Braun’s long road leads to stardom
It was last summer sometime when Taylor Braun contacted the best player to ever put on a North Dakota State men’s basketball uniform. There was one stipulation, said Ben Woodside: Be there at 6 a.m.
That’s the time of day when Woodside, currently playing professionally in Italy, started his offseason workouts at the Bison Sports Arena.
“Every day, he was there waiting for me to arrive,” Woodside said of Braun. “You know someone is dedicated and wants it more than anyone else when they make sacrifices, and that’s what Taylor did.”
Those sacrifices are not what most college coaches saw when Braun was a slender, 173-pound high school recruit in Newberg, Ore. His father, Wayne Braun, saw it all through Taylor’s growing years. His high school coach, Mark Vernon, told many recruiters that when they called.
Nobody really seemed to believe them.
“There was no doubt in my mind he was going to be a player,” Wayne Braun said. “I was his coach from third grade all the way through to eighth grade, and we played 50 games a year. I saw what he could do, and he’s doing the same stuff now. No one could stop him.”
That same stuff will be on display at 2 p.m. today when the Bison host South Dakota State. The eighth-leading scorer in school history, and climbing (he needs just 10 points to pass Mike Nelson), has only three home games remaining in his career.
Timing was everything for both Braun, NDSU
How he got from Oregon to NDSU is one of those right place, right time stories. Taylor was still an uncommitted player in the spring of his senior year.
His father said Portland State was calling him about once a week, but had yet to offer a scholarship. Three Pac-12 Conference schools offered him a walk-on opportunity. NDSU had one full ride remaining, but was hoping it had Nate Wolters’ name on it.
When Wolters — now playing in the NBA with the Milwaukee Bucks — committed to SDSU, the Bison went looking elsewhere.
NDSU head coach Saul Phillips said he received a couple of phone calls from contacts in the Pacific Northwest saying there was one player who was being overlooked.
“When Nate said no, we quickly brought him in for a visit,” Phillips said.
Taylor figures he was just days away from visiting Division II Western Oregon. And if that happened, Phillips said, he likely would have committed there.
It was during finals week when Taylor and Wayne flew to Fargo. The campus was dead. The aging BSA was nothing to admire. Taylor admits to having apprehension playing so far away – even though he has North Dakota roots.
His grandfather, Michael Schroeder, lives in Arthur, N.D. His mother, Kris, is from Ayr, N.D., and went to high school at what is now Northern Cass.

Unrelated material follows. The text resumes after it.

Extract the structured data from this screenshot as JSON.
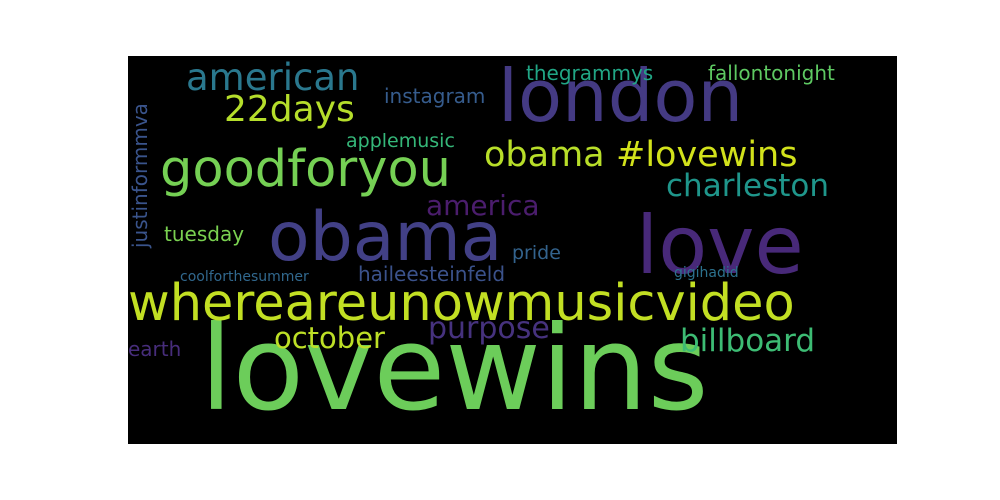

After dinner, Bison assistant coach Jason Kemp dropped Wayne off at a Fargo hotel and said he wanted to take Taylor for a milkshake to talk further.
“I wasn’t in the room five minutes when the phone rang and it was a Portland State coach,” Wayne said. “He was saying how much they love Taylor. I said, ‘OK, you either love him or you don’t, because I’m at North Dakota State. You have the opportunity now because I think he would rather stay in the Pacific Northwest.’ He said he couldn’t pull that trigger.”

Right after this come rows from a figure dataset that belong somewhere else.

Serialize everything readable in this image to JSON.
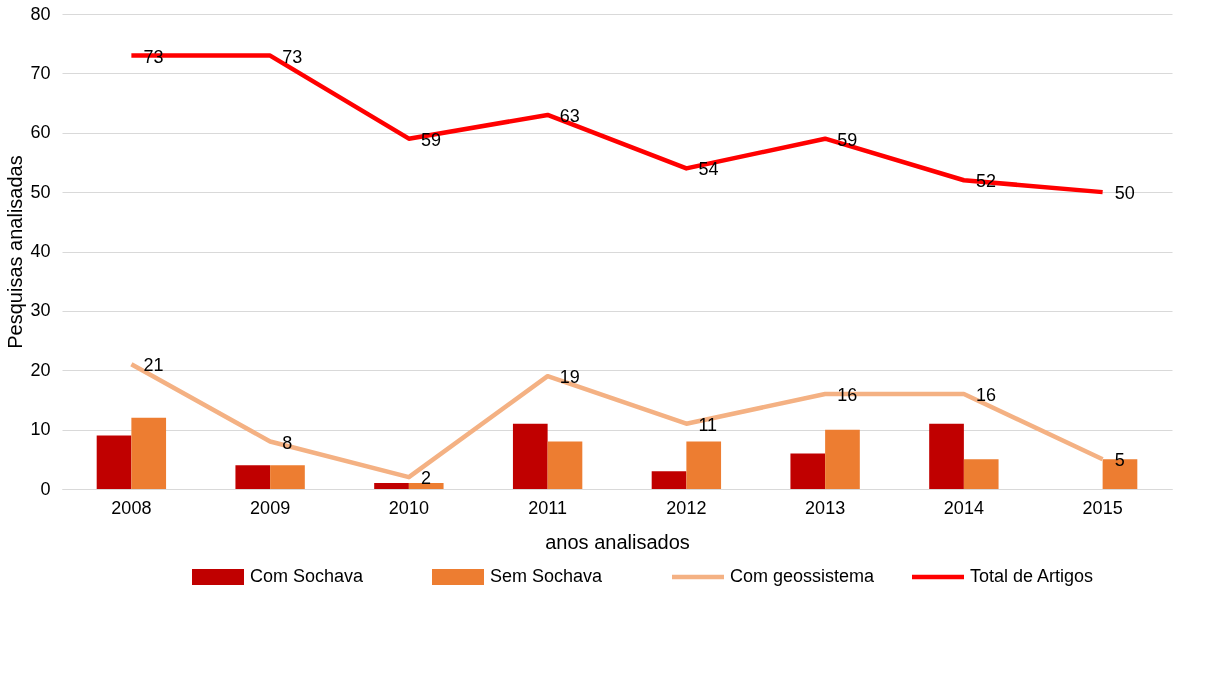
{
  "chart_data": {
    "type": "bar",
    "xlabel": "anos analisados",
    "ylabel": "Pesquisas analisadas",
    "categories": [
      "2008",
      "2009",
      "2010",
      "2011",
      "2012",
      "2013",
      "2014",
      "2015"
    ],
    "series": [
      {
        "name": "Com Sochava",
        "color": "#c00000",
        "values": [
          9,
          4,
          1,
          11,
          3,
          6,
          11,
          0
        ]
      },
      {
        "name": "Sem Sochava",
        "color": "#ed7d31",
        "values": [
          12,
          4,
          1,
          8,
          8,
          10,
          5,
          5
        ]
      },
      {
        "name": "Com geossistema",
        "type": "line",
        "color": "#f4b183",
        "values": [
          21,
          8,
          2,
          19,
          11,
          16,
          16,
          5
        ],
        "value_labels": [
          "21",
          "8",
          "2",
          "19",
          "11",
          "16",
          "16",
          "5"
        ]
      },
      {
        "name": "Total de Artigos",
        "type": "line",
        "color": "#ff0000",
        "values": [
          73,
          73,
          59,
          63,
          54,
          59,
          52,
          50
        ],
        "value_labels": [
          "73",
          "73",
          "59",
          "63",
          "54",
          "59",
          "52",
          "50"
        ]
      }
    ],
    "ylim": [
      0,
      80
    ],
    "yticks": [
      0,
      10,
      20,
      30,
      40,
      50,
      60,
      70,
      80
    ],
    "grid": "y",
    "legend": "bottom",
    "marker": "none",
    "line_style": "solid"
  }
}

It probably didn’t matter anyway. When Phillips said he offered Taylor the scholarship, the kid said on the spot that he would take it.
Sitting out first season did wonders for Braun
It wasn’t instant success, by any means. Braun remembers the first few weeks of summer workouts with the likes of veteran players Freddy Coleman and Eric Carlson.
“I could barely even get a shot off,” he said. “So I definitely had a lot of work to do. To be honest, I didn’t have the best mindset and most positive attitude in coming here.”
The No. 1 priority as a redshirt freshman was improving his frame. There’s not much room for a slender players in Division I basketball after all. The leader in that project was strength and conditioning coach Jason Miller.
He was a first team all-Summit League selection as a sophomore. An ankle injury limited him last year – he missed 10 games – but he still led the team in scoring at 15.4 points a game.
To find another level, he asked Woodside, who finished his career in 2009, if he could work out with him last summer. Both describe the workouts as intense.
“Mix that work ethic with his talent and you have a tremendous combination,” Woodside said. “I can see the improvements he made from this summer, and he’s carrying it over to this season and is having a spectacular year.”
He leads the Summit in scoring at 18.6 points per game and is ninth in rebounding with a 5.3 average. He’ll get some sort of shot at professional basketball, but Braun said he’s letting the Bison coaches deal with that for now.
One NBA scout has been to a Bison practice, which is a first in Phillips’ 10 years at NDSU, six as head coach. If the 6-foot-7 Braun’s resume says anything, it is to not doubt his chances at any next level.
“To go from zero scholarship offers to potentially Player of the Year in our conference … with Taylor, I was always confident he would make it,” Phillips said.